By scheduling instructions appropriately and maximizing parallel execution, the highest throughput can be achieved.
Coding Efficient DSP Algorithms
Here are some tips for coding algorithms to take advantage of the Cortex-M7 DSP instructions:
- Use single-cycle 16×16 bit multiplies instead of 32-bit for better performance.
- Minimize data movement – process data in-place where possible.
- Maximize dual-issued instructions by interleaving independent instructions.
- Unroll small loops to reduce overhead and maximize parallelism.
- Use SIMD instructions to exploit data level parallelism.
- Consider using DSP extension instructions like dot product.
- Use saturation arithmetic instead of branches to avoid stalls.
DSP Optimization with Intrinsics
Compiler intrinsics provide access to DSP instructions without needing to write assembly code. For example: float32_t sum; float32_t *inp, *coeff; // Use intrinsic for multiply-accumulate sum = __SMLAD(*inp++, *coeff++);
Intrinsics allow the compiler to schedule instructions for optimal performance. Key advantages are:
- Write efficient DSP code in C/C++ instead of assembly
- Compiler handles instruction scheduling and pipelining
- Avoid errors from hand-written assembly code
- Code is portable between different ARM cores
- Allows use of high-level language tools/debugging
ARM provides an extensive set of intrinsics for the Cortex-M7 DSP instructions. Using intrinsics combined with the coding techniques outlined earlier allows DSP algorithms to take full advantage of the processor’s capabilities.
DSP Benchmarking
Benchmarking is important to validate the performance gains from using DSP instructions and quantify any improvements. Some tips for effective benchmarking include:
- Use representative DSP functions like FFTs, filtering, matrix math etc.

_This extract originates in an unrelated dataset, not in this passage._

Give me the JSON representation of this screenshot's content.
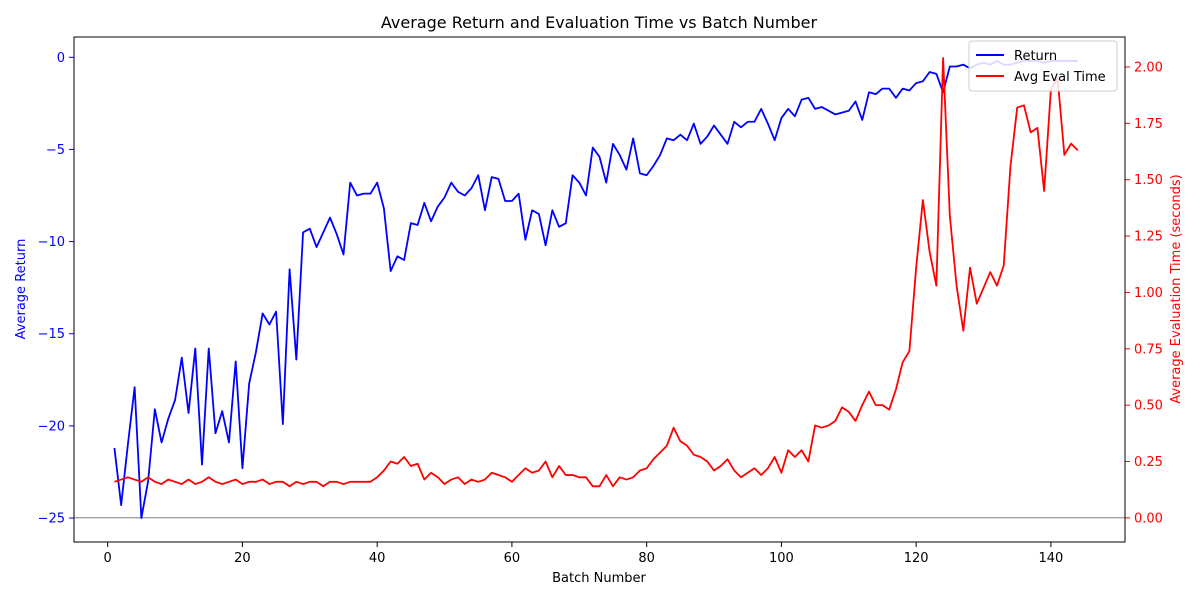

- Compare with and without DSP-optimized implementations.
- Measure both execution time and number of cycles.
- Compare code size between versions.
- Use optimized compiler settings throughout testing.

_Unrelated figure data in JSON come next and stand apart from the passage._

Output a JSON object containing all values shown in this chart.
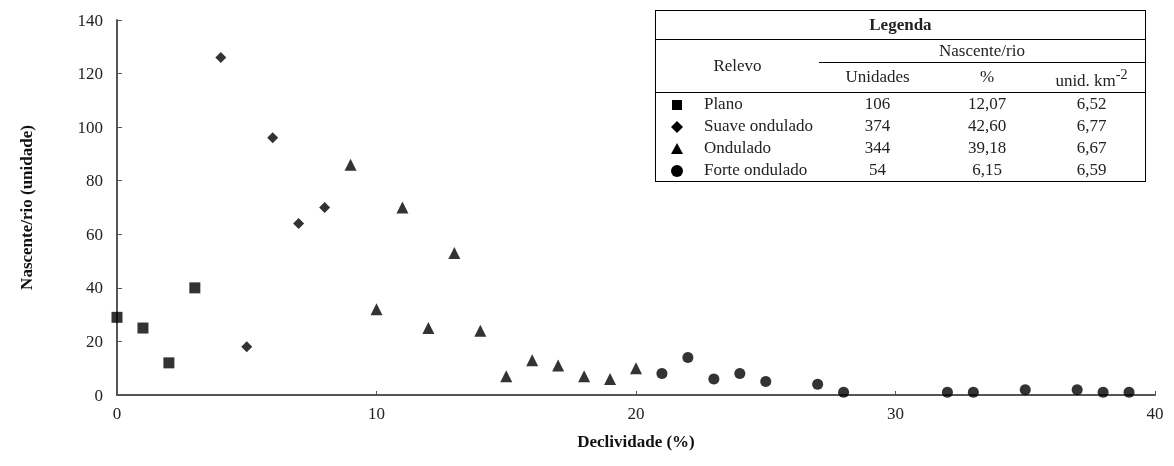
{
  "chart_data": {
    "type": "scatter",
    "xlabel": "Declividade (%)",
    "ylabel": "Nascente/rio (unidade)",
    "xlim": [
      0,
      40
    ],
    "xticks": [
      0,
      10,
      20,
      30,
      40
    ],
    "ylim": [
      0,
      140
    ],
    "yticks": [
      0,
      20,
      40,
      60,
      80,
      100,
      120,
      140
    ],
    "grid": false,
    "legend": "top right",
    "legend_title": "Legenda",
    "annotations": [
      "Relevo",
      "Nascente/rio",
      "Unidades",
      "%",
      "unid. km$^{-2}$",
      "106",
      "12,07",
      "6,52",
      "374",
      "42,60",
      "6,77",
      "344",
      "39,18",
      "6,67",
      "54",
      "6,15",
      "6,59"
    ],
    "series": [
      {
        "name": "Plano",
        "color": "#000000",
        "marker": "square",
        "x": [
          0,
          1,
          2,
          3
        ],
        "values": [
          29,
          25,
          12,
          40
        ]
      },
      {
        "name": "Suave ondulado",
        "color": "#000000",
        "marker": "diamond",
        "x": [
          4,
          5,
          6,
          7,
          8
        ],
        "values": [
          126,
          18,
          96,
          64,
          70
        ]
      },
      {
        "name": "Ondulado",
        "color": "#000000",
        "marker": "triangle",
        "x": [
          9,
          10,
          11,
          12,
          13,
          14,
          15,
          16,
          17,
          18,
          19,
          20
        ],
        "values": [
          86,
          32,
          70,
          25,
          53,
          24,
          7,
          13,
          11,
          7,
          6,
          10
        ]
      },
      {
        "name": "Forte ondulado",
        "color": "#000000",
        "marker": "circle",
        "x": [
          21,
          22,
          23,
          24,
          25,
          27,
          28,
          32,
          33,
          35,
          37,
          38,
          39
        ],
        "values": [
          8,
          14,
          6,
          8,
          5,
          4,
          1,
          1,
          1,
          2,
          2,
          1,
          1
        ]
      }
    ]
  }
}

- Perform statistics across many iterations for accuracy.
Measuring real-world throughput and efficiency helps choose the best optimizations for a particular application. The Cortex-M7 DSP instructions enable substantial gains but optimal coding is needed to maximize performance.
Conclusion
The Cortex-M7 DSP instructions provide significant benefits for digital signal processing performance compared to conventional microcontroller architectures. By leveraging single-cycle MAC operations, saturation arithmetic, SIMD and specialized DSP extensions, complex algorithms can be made faster and more power efficient. Combined with techniques like loop unrolling, pipelining and multi-issue execution, the DSP instructions enable Cortex-M7 to address demanding DSP applications. Intrinsic functions give access to these instructions in C/C++ without relying on assembly. Thorough benchmarking is key to validate and quantify the performance gains. With its DSP feature set, Cortex-M7 delivers outstanding DSP capabilities not previously possible in microcontroller-class devices.